This could be a common sight at every new home built in Christchurch
This could be a common sight at every new home built in Christchurch

EVERY house or bungalow built in Christchurch will have to have an electric car charger, if proposals are approved.

The idea was in a new parking policy document backed last week by BCP Council’s cabinet and would apply across the conurbation, including Bournemouth and Poole, writes Josh Wright of the Local Democracy Reporting Service.

Councillors said the new rules, which would also relax parking requirements for town centre developments, “made sense” but they still need approval of the full council before coming into force.

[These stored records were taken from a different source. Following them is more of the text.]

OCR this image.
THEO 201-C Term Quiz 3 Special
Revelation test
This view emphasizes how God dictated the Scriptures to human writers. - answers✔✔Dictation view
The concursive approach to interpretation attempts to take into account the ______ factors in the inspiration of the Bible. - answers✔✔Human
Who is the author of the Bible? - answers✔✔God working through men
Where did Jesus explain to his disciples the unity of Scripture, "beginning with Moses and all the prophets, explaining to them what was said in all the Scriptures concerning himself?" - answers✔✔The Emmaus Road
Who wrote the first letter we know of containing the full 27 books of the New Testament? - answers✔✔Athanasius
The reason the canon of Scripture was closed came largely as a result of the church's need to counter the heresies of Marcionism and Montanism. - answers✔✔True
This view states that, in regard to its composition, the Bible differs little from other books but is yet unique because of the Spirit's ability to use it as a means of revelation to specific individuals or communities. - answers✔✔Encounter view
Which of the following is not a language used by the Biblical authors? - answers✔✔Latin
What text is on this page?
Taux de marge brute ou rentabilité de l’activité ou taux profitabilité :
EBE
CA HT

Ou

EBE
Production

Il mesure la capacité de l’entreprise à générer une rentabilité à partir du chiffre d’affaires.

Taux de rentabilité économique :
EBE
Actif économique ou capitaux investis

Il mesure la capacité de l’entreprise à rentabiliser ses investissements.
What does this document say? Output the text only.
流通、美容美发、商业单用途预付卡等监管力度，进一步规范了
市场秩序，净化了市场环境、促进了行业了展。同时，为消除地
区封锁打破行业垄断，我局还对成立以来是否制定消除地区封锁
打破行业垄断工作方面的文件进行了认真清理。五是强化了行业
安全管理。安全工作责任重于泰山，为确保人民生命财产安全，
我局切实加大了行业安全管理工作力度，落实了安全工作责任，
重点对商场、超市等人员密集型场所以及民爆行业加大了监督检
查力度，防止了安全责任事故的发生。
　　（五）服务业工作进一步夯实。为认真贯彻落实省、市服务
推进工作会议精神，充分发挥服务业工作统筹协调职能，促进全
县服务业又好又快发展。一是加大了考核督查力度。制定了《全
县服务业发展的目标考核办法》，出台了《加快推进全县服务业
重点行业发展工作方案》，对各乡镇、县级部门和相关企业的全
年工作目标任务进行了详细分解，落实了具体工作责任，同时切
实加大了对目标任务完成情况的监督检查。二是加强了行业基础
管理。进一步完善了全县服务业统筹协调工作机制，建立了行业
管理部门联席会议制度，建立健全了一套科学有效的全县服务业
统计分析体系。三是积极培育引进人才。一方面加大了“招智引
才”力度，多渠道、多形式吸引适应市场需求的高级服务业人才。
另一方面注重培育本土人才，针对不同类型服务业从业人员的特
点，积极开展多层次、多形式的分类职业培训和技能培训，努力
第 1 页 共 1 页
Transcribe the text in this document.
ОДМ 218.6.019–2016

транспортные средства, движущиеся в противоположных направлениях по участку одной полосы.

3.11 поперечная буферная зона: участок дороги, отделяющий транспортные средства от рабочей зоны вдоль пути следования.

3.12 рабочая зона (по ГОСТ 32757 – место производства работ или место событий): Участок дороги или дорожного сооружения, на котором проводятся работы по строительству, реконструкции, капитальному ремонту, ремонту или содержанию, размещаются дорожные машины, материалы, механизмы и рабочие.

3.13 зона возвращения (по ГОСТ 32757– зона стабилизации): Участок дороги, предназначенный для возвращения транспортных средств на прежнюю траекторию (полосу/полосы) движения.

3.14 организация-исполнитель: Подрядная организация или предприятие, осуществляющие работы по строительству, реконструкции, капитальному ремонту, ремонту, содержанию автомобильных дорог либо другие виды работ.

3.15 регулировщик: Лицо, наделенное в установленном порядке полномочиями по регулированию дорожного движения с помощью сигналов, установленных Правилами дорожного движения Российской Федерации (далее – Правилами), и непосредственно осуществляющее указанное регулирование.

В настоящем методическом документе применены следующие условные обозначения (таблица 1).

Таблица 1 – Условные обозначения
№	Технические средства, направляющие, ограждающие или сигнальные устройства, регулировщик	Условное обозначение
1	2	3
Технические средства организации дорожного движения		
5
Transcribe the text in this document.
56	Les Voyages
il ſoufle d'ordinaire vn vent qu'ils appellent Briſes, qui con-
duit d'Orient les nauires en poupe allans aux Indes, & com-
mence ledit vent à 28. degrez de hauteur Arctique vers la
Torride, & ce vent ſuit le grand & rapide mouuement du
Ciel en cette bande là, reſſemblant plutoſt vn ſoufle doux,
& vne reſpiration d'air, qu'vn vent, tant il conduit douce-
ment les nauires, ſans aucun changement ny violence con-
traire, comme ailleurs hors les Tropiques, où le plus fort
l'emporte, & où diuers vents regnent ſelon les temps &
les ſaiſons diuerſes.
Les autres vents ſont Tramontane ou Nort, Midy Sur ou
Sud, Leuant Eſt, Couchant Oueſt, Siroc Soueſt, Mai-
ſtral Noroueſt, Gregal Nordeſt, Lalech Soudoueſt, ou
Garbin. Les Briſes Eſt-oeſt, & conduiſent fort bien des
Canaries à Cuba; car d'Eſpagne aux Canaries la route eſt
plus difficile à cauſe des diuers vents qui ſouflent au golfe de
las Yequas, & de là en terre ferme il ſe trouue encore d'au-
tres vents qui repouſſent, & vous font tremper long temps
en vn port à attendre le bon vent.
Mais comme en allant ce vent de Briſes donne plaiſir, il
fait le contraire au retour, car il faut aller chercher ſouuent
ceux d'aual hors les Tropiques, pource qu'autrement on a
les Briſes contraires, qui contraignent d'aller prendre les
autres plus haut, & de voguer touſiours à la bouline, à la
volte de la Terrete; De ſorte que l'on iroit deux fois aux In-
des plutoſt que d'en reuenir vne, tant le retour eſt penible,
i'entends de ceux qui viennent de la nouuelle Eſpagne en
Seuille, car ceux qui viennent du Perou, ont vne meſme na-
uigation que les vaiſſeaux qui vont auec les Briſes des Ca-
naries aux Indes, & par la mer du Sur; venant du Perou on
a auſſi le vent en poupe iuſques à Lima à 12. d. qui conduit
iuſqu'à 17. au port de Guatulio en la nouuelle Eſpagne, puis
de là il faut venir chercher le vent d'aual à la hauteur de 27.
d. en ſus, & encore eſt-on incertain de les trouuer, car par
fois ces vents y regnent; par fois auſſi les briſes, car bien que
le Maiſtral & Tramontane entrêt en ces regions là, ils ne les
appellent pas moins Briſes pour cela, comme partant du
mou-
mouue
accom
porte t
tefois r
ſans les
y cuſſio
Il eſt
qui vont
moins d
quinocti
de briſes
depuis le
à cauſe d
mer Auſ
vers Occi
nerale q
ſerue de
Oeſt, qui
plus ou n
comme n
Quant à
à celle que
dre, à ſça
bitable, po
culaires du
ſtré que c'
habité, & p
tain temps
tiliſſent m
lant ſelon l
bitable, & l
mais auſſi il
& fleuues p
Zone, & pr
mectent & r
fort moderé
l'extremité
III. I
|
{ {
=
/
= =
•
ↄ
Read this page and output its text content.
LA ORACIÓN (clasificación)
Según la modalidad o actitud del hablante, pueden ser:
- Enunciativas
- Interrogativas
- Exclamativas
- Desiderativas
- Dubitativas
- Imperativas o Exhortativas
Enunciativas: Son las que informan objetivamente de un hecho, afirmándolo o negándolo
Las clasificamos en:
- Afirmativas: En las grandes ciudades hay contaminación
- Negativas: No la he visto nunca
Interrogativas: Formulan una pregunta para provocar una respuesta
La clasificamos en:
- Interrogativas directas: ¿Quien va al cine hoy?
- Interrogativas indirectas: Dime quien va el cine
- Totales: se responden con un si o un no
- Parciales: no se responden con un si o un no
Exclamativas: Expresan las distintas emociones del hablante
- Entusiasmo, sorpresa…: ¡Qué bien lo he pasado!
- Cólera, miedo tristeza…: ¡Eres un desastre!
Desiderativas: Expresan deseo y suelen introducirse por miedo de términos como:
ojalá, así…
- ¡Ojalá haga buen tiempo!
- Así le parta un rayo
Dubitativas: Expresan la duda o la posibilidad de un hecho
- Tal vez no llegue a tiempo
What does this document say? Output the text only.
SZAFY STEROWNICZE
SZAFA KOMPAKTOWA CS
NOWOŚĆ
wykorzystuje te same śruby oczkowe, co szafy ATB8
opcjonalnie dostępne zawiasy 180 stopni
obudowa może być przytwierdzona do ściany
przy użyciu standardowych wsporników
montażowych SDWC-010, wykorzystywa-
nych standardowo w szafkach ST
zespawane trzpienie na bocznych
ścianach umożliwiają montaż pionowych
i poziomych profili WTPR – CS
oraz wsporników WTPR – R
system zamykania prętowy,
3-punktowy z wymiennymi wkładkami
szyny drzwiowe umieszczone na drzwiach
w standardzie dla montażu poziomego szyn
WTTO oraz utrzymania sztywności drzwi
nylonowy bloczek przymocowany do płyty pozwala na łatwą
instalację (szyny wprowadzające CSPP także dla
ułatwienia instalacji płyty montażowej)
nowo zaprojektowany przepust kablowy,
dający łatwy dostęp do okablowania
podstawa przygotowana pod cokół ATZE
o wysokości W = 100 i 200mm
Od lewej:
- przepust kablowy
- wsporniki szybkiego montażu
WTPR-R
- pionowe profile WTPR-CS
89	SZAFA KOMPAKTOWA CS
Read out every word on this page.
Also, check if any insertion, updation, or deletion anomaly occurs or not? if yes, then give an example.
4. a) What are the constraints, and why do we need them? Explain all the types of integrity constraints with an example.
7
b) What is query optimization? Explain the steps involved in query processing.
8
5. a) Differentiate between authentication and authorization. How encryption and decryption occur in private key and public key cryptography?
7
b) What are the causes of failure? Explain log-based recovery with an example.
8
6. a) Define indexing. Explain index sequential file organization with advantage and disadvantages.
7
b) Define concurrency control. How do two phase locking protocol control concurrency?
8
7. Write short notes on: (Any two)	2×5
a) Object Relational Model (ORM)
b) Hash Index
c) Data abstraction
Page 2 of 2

The document will be used to determine decisions on planning applications and has been put together to replace the three policies the new council inherited for each town last year.

But it also followed concerns that parking rules in town centres were too strict, leading to developers focusing too much on student accommodation at the expense of standard housing.

Cllr Mike Greene, cabinet member for transport and sustainability, said it was also an opportunity to contribute towards national and local carbon neutrality aims.

“[This] either reduces – or in some cases eliminates – parking requirements for residential developments in town centres,” he said.

“It does it for two reasons: the first is that our roads are incredibly congested and we will be required by the government to build new dwellings.

“If we allow the rate of car ownership to grow at the same rate as our residential development then what is already a very serious problem will get worse in a very short period of time.

“The second is we are also supporting the council’s – and the government’s – commitment to the climate emergency.”

Should the new document be adopted by the full council in the new year, then it will require all new houses and bungalows to have at least one car charger.

Parking requirements for town centre residential developments will also be either scrapped or relaxed in a bid to increase the financial viability to developers.

Cllr Phil Broadhead, cabinet member for regeneration, said current parking requirements were “sending the wrong message”.

“It often drives the unviability of these schemes and we’ve been in a position before where we’ve been driving away the very developments we want because of the out-of-date parking requirements,” he said. “This will unlock a lot of that.”

The document was unanimously approved by the cabinet and will now go to the full council for a final decision on whether it should be adopted.